I’ll skip the discussions of Victor Turner and the origins of the term liminality. I cannot discuss the theory. This is not an academic paper. I couldn’t write one of those anymore if I tried. I’m very far out of the academe. This essay is about my own liminality, and Shawn’s, as we are experiencing it right now.

So lets just stick with good old wikipedia for a definition. Because we’re being intentionally non-academic. And it works.

Liminality (from the Latin word līmen, meaning “a threshold”) is the quality of ambiguity or disorientation that occurs in the middle stage of rituals, when participants no longer hold their pre-ritual status but have not yet begun the transition to the status they will hold when the ritual is complete. During a ritual’s liminal stage, participants “stand at the threshold” between their previous way of structuring their identity, time, or community, and a new way, which the ritual establishes.

My academic friends have used this term more than once when reading my blog posts and when we’re chatting about what’s going on. My elevator post sparked the most discussion about the topic. Because what can be more transitionally ambiguous and disorienting than being literally in between floors in a pediatric hospital? There were times that I got off on the wrong floor or pushed the wrong button simply because I was distracted and couldn’t remember where I belonged on that day or hour.

I’ve also told people that when we’re at CHOP I sometimes think that this is what a foster kid might feel like. No matter how spread out we might be in a room there, if they tell me we are moving rooms or floors, I can pack all of our stuff up into two bags in less than five minutes and carry it to wherever we’re going next. And sometimes I have to do it faster than that.

The current plan involves trying to keep us at home as much as possible so that Shawn (and presumably the rest of us, too) can live a “normal life”. But even home doesn’t feel like home. Bill and Lilly physically moved us into this house in October while Shawn and I watched via text messaging and FaceTime. And in this house, we sometimes have a lot of fun. But often “sick” takes over. This house is good. It’s our home. But it’s not our “normal” lives. And we lost our cat.

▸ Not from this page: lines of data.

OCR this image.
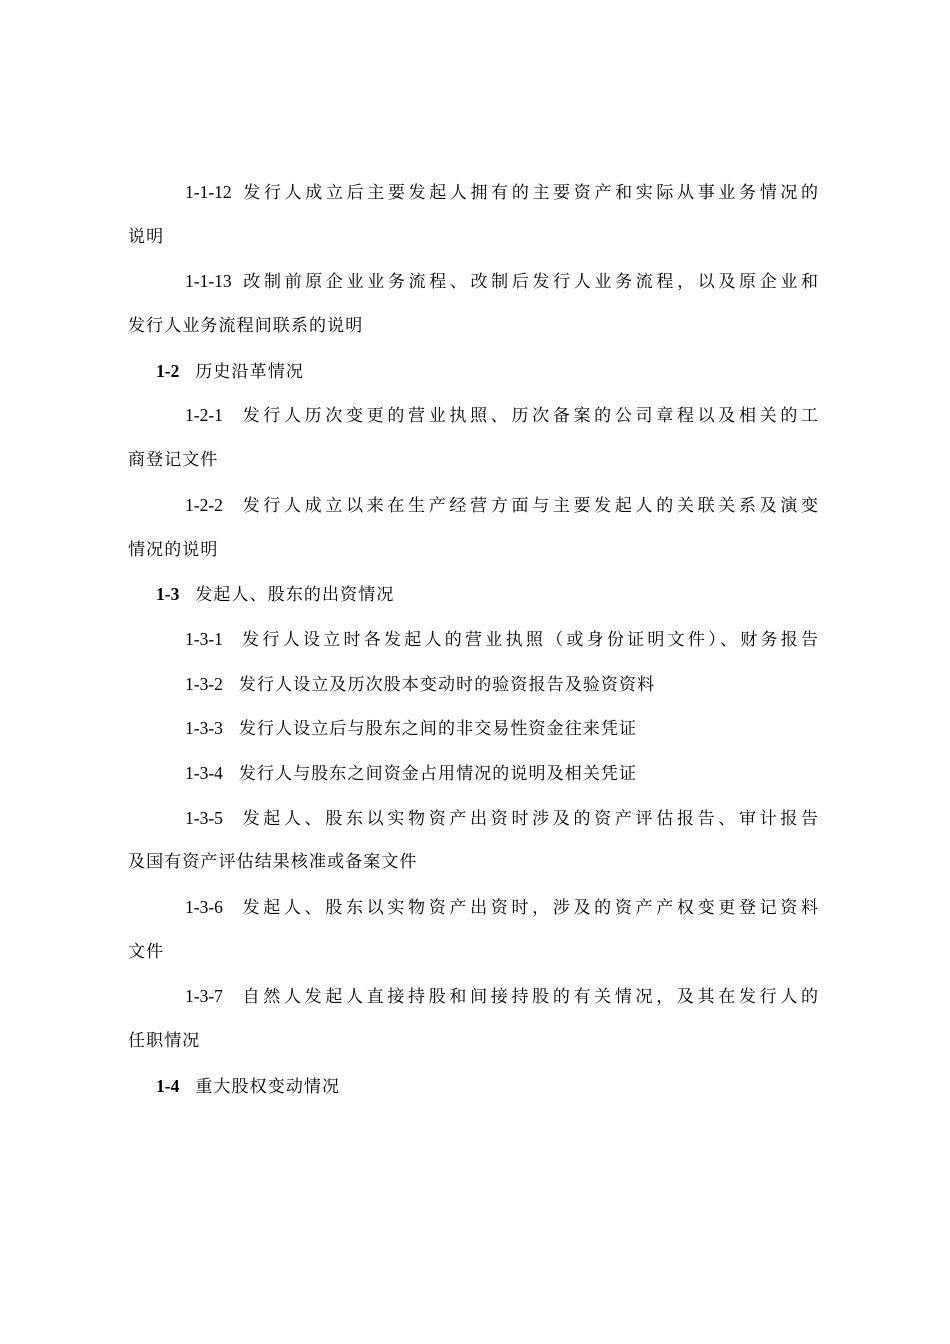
1-1-12 发行人成立后主要发起人拥有的主要资产和实际从事业务情况的
说明
1-1-13 改制前原企业业务流程、改制后发行人业务流程，以及原企业和
发行人业务流程间联系的说明
1-2 历史沿革情况
1-2-1 发行人历次变更的营业执照、历次备案的公司章程以及相关的工
商登记文件
1-2-2 发行人成立以来在生产经营方面与主要发起人的关联关系及演变
情况的说明
1-3 发起人、股东的出资情况
1-3-1 发行人设立时各发起人的营业执照（或身份证明文件）、财务报告
1-3-2 发行人设立及历次股本变动时的验资报告及验资资料
1-3-3 发行人设立后与股东之间的非交易性资金往来凭证
1-3-4 发行人与股东之间资金占用情况的说明及相关凭证
1-3-5 发起人、股东以实物资产出资时涉及的资产评估报告、审计报告
及国有资产评估结果核准或备案文件
1-3-6 发起人、股东以实物资产出资时，涉及的资产产权变更登记资料
文件
1-3-7 自然人发起人直接持股和间接持股的有关情况，及其在发行人的
任职情况
1-4 重大股权变动情况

This week I was CCed on a letter from Shawn’s primary neurologist to his primary care pediatrician, summarizing an outpatient visit but also telling her that Shawn will now be followed by a doctor in neuro-oncology. This was not new news to me. We’ve had these conversations for many weeks. I know all these doctors. I trust all of these doctors. But it’s inherently disorienting to be transferred to oncology without an actual diagnosis and treatment plan. I’ve said before, too, that I will probably be one of the few parents to feel relief when given such a diagnosis. We just need a plan. Right now we are in no department. No one knows what to do with us. In that elevator post, I wrote about the parents getting off on the oncology floor looking the most tired and haggard. If those are my people then let me be with them. Let’s meet the kids there. Let us structure our time, identity, and community in a way that makes some amount of sense and provides some sort of structure and home. Because we certainly don’t have that now.